Even then, say I had nowhere to stay this week. Say my mother’s house was either metaphorically or literally wrecked to the point where I didn’t even have the couch to sleep on or enough floor space to sit, and I had to live out of my car. I’d be able to manage just fine, then, too; there’s this little thing called the astral temple, after all. We all have access to it, and we all have our own astral temple, if not our own astral “country”, our own little space and neighborhood that exists all to ourselves. Whether you access it in your dreams or through projection of one sort or another, you can get to it all the same. The rules are a little different on the astral than they are here; there’s no limit to the things you can do, really, so long as you can think and command it so. Any tool or drink you want, craft it from thought alone; call on any spirit, and they’ll appear before you in any form you ask (if they’re willing); any ambiance or setting you need, snap and the set changes immediately. The more you work in the astral, the more you can do and the easier it gets to work there. If all you have is a bed in a shared room to spend time in at night with someone else asleep, if you can slip into your astral temple, you really have pretty much all of magic at your disposal (give or take a few physical actions to ground out the purely-spiritual work).

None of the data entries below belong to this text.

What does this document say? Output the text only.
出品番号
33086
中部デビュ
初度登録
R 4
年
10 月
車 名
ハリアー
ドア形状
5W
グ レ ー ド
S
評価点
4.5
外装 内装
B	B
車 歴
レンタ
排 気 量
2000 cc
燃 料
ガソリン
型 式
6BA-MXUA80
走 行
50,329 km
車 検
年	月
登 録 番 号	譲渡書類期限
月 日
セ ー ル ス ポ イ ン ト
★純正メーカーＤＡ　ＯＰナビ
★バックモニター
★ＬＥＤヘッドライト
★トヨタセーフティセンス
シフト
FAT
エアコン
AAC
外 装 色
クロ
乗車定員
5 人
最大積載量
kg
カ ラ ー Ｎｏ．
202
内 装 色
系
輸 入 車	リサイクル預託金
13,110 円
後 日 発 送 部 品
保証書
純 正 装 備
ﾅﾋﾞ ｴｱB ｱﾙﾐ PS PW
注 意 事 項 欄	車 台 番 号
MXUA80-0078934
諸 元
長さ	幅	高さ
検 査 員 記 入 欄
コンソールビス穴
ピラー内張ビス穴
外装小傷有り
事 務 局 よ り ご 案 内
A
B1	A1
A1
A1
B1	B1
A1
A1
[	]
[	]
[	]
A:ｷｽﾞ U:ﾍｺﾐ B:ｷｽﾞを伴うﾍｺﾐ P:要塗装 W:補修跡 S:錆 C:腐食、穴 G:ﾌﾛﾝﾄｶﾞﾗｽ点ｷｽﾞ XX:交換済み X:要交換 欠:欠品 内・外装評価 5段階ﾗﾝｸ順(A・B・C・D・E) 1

You don’t often find me talking about astral temples or astral work generally because, generally speaking, I don’t do it. I have my own temple in the physical world that I (almost always) have access to; what more could I need? Well, I don’t strictly need a physical temple if I have an astral one, and even then, I don’t strictly need an astral temple, either, if I can pray and work anywhere. Magicians have gotten by without astral temples far longer than the notion of them has existed. Even priests and the faithful used to worship anywhere they could, regardless of the regalia or temples or community they might’ve been accustomed to; the real purpose of it all was the things you did as Work. Even the ancient and huge temples of the Hellenes weren’t the focus of worship, but the tiny, almost insignificant altar just outside to the east. Temples, devotional art, shrines, processions, tools, and the like all exist to support and facilitate the Work, but they themselves are not the Work. They’re convenient. That’s all. They’re nice to have, but the Work does not require them.
Of course, I am taking this time to get my astral skills back up and running and dust out my astral temple. I’ve been neglecting my astral presence and environment, after all, and I could do with a good banishing and touching up of the place. Even if I don’t strictly need a temple space to do my Work and offerings, I am used to it, and even if all I have is a place in my head I can overlay with the place my body’s at, I’m good to go. I’m used to the convenience of having a temple; it’s nice to be reminded that I don’t need one, and if all my wordy gaudy blinged-out shit isn’t needed, then none of you need it to do the Work, either. They’re nice, but they’re not needed.
So, if you’re not Working yet, what’s your excuse?